As beautiful as this area is in summer, I think it makes for an equally fantastic ski traverse! With the caveat of a bitter bushwhack exit, this ski traverse is as beautiful as any in the North Cascades, and the skiing is enjoyable and easy. I’m not sure the Watson Bacon Hagan traverse will ever reach “classic” status, but it will certainly provide an unforgettable adventure for those who are intimate with the wonder of the North Cascades.
Notes:
- The traverse measured 24 miles and 10k+ gain. It took us a little over 15 hours. I think our pace was a little more chill than normal.
- We had ideal timing, driving to 3500 ft while still having enough snow to ski down into Noisy Creek easily. On a typical year, this would probably be late May or early June even, but 2024 has been generally 60% of normal snowpack.
- This traverse would make for a good corn traverse, since it skis east and then north aspects.
- Watson could make for a decent late season ski destination by itself. The trailhead is high. Its north facing slopes hold snow late into the spring. There are east, north, and finally west aspects to ski on the exit.
- We never used crampons or ice ax, as the terrain is pretty moderate. Ski crampons would have been helpful in our case though. Overall, the terrain is pretty simple and low angle, except for the Blum exit.
- We did not bring glacier gear, but this depends on people’s comfort level. We also avoided the more crevassed sections of the glaciers.
- Here’s the beta on the Blum Exit:
- On my first time down, I think I followed the “trail” a little better, although it was definitely in and out in the lower 2000 ft. After the slight uphill around 2950 ft, I think the trail turns more southerly and descends closer to Blum Creek. This time around, we descended too far right after the slight uphill and could not traverse back left to where we should have been.
- Even though we were not on a trail and had skis this time, we did the entire descent from 2950 ft to the Baker River Trail is nearly the same exact time as last time. So that shows you that the “trail” does not really help much.
- In all, it took us about 2.5 hours to descend from 4k to the Baker River Trail at 800 ft. It was definitely nice to be doing this in the light. For this reason, I would not recommend doing this traverse in a day unless you are pretty confident you can get it done in the light.
We did this summer traverse a couple of years ago and tagged the final summit as well, but we took several days. Totally agree skiing would be super epic, but it would take a little more memory loss to convince myself to do that final descent again – especially with skis!!! Good on ya!
Such an inspiring TR! And awesome photos as usual.
The Blum lakes trail is the most difficult approach/exit I’ve done. Almost gave up on the way in. Can’t imagine doing it in ski boots and skis on the back, that’s just a whole nother level of suck. Hmm actually maybe I don’t wanna check out this traverse 🙂
Haha that’s why he held our skis and poles in our hand and just stayed in ski boots!

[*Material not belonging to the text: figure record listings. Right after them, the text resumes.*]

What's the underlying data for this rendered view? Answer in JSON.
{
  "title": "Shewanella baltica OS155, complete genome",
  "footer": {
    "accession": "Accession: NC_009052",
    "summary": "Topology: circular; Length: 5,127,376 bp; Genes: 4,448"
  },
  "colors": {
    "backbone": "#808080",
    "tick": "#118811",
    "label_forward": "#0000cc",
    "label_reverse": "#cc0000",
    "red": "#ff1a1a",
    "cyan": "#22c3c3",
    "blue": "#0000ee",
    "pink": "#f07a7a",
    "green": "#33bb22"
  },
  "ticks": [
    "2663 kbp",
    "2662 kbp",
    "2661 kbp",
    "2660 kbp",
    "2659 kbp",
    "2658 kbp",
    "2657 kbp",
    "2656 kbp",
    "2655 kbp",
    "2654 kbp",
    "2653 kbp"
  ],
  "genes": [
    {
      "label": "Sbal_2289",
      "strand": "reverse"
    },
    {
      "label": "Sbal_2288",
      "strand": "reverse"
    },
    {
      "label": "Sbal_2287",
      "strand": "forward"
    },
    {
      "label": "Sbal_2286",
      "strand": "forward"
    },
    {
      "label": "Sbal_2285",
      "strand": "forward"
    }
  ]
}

Since you’re a ski traverse guy. You might like this article about Dwight Watson. Who is kind of the father of back country skiing. He pioneered lots of routes throughout the cascades. Dwight helped my grandfather Lloyd and Fred Beckey scout out forbidden in April and May before Lloyd Fred Helmy Jim crooks and Dave Lind(also a prolific skier). Did the first accent of forbidden peak west ridge in 1940
Thanks Erin. Did you mean to share a link? I don’t see one in the comment.